Importantly, Northern and Western blot analyses demonstrated notable differences between embryonic and adult SMG mucin mRNA and protein (Jaskoll et al., 1998). E17 SMGs exhibited two unique mucin transcripts (0.85 and 1.20 kb) which are approximately 19% greater or smaller in size than the single (1.01 kb) adult transcript; substantial protein differences were also seen. To characterize embryonic SMG mucin, we cloned and sequenced the embryonic mouse low molecular weight mucin (GenBank accession # AF247816; Melnick et al., 2001d). The cDNA encodes a 885 bp sequence and a 220 aa protein (~ 25 kDa), rich in potential O-glycosylation sites, and variably glycosylated. Significantly, embryonic low molecular weight mucin is an alternately spliced variant of adult Muc10. Consensus secondary structure prediction for embryonic low molecular weight mucin is consistent with a molecule that is anchored to the plasma membrane, directly or indirectly, and has a protein core that serves as a scaffold for carbohydrate presentation. Given that saliva is nonfunctional in utero and is only utilized after birth with the onset of feeding, we also determined the timing of the transition from the embryonic to adult form. Both embryonic and adult mucin protein variants are immunodetected in newborn and 21 day SMGs, with a marked increase in adult forms being seen between the newborn and 21-day old gland. The predominance of adult mucin proteins is correlated with the appearance of acinar cell histodifferentiation which occurs 2-3 weeks after birth (Srinivasan and Chang, 1979).
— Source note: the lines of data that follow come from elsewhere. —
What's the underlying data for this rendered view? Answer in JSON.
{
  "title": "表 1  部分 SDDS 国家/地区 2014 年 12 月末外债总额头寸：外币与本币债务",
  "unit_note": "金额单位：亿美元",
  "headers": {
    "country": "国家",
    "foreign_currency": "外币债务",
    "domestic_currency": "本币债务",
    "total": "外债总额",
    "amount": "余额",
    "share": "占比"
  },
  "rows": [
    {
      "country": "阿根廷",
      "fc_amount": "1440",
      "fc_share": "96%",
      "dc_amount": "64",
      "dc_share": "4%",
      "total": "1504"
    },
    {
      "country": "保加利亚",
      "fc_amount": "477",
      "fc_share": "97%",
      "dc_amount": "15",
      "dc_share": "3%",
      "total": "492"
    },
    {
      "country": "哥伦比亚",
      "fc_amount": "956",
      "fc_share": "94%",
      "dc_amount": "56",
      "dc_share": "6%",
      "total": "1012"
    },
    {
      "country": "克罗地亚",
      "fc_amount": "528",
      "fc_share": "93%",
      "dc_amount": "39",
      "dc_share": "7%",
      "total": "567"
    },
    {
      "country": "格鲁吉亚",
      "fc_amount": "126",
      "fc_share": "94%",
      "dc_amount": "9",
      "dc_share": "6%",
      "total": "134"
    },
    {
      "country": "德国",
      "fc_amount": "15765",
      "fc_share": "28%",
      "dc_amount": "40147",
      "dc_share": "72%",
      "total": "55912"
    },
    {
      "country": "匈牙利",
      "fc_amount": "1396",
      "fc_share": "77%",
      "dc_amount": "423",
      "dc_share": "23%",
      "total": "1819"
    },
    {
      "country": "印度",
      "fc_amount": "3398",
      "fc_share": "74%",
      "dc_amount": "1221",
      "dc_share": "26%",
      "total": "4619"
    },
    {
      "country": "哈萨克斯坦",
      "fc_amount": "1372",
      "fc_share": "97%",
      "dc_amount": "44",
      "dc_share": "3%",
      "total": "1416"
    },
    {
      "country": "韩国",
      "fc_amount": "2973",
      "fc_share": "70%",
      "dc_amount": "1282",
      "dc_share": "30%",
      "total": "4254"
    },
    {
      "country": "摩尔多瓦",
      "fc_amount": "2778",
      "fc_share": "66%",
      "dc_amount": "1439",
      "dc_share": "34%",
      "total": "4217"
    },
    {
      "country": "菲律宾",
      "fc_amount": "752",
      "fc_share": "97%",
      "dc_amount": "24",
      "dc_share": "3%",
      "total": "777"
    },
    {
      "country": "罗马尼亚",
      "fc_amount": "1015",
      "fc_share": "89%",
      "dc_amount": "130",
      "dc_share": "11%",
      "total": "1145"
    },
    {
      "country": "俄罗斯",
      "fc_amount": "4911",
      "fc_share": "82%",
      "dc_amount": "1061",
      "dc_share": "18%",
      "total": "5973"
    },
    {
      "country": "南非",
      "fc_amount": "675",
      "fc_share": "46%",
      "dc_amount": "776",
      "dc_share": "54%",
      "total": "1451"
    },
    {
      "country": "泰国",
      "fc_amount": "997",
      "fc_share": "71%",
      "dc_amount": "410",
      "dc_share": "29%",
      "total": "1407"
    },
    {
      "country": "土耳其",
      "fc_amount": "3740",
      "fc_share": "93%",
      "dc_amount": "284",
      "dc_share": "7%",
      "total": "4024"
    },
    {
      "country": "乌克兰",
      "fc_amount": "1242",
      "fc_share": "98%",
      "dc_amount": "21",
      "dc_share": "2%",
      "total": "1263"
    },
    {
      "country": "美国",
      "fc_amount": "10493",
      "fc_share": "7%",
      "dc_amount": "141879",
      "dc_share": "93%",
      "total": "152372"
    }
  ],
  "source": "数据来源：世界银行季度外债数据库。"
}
The specificity and expression pattern of embryonic mucin suggested that it may play a morphogenetic role. Since lectins and other glycoproteins play important roles in cell adhesion during organogenesis (Mann and Waterman, 1998), and selectins bind mucins or mucin-like proteins (Lasky et al., 1992; Prakobphol et al., 1998, 1999), we postulated that one possible function of the embryonic low molecular weight mucin is to bind L-selectin. Immunoprecipitation and Western blot analyses demonstrate that embryonic, but not adult, mucin is able to bind L-selectin and does so endogenously (Melnick et al., 2001d). Since the primary role of L-selectin is to mediate weak cell adhesion prior to strong adhesion mediated by integrins (Kaltner and Stierstoffer, 1998; Shimizu and Shaw, 1993) and its ligands are mucin-like glycoproteins, we suggest that this low molecular weight embryonic mucin is a MucCam (mucin cell adhesion molecule).

Regulation of Embryonic Mucin Expression

Studies in our laboratory has demonstrated that exogenous glucocorticoids (CORT) treatment in utero induces a significant increase in mucin mRNA and protein expression (Melnick and Jaskoll, 2000). In addition, our in vitro experiments also indicates that CORT is required for normal embryonic mucin protein expression (Melnick and Jaskoll, 2000).Given that mucin transcripts are distributed throughout all epithelia in the Pseudoglandular and Canalicular Stages whereas mucin protein is expressed only in Terminal Bud Stage epithelia (Jaskoll et al., 1998), our results suggest that CORT downregulates mucin transcription and/or translation in ductal epithelia during SMG development. In addition, we also find that IL-6, but not TNF, signaling modulates embryonic mucin expression in vitro (Melnick et al., 2001a, b). As part of our ongoing research projects, we continue to investigate which growth factor-mediated signaling pathways modulate embryonic SMG mucin expression.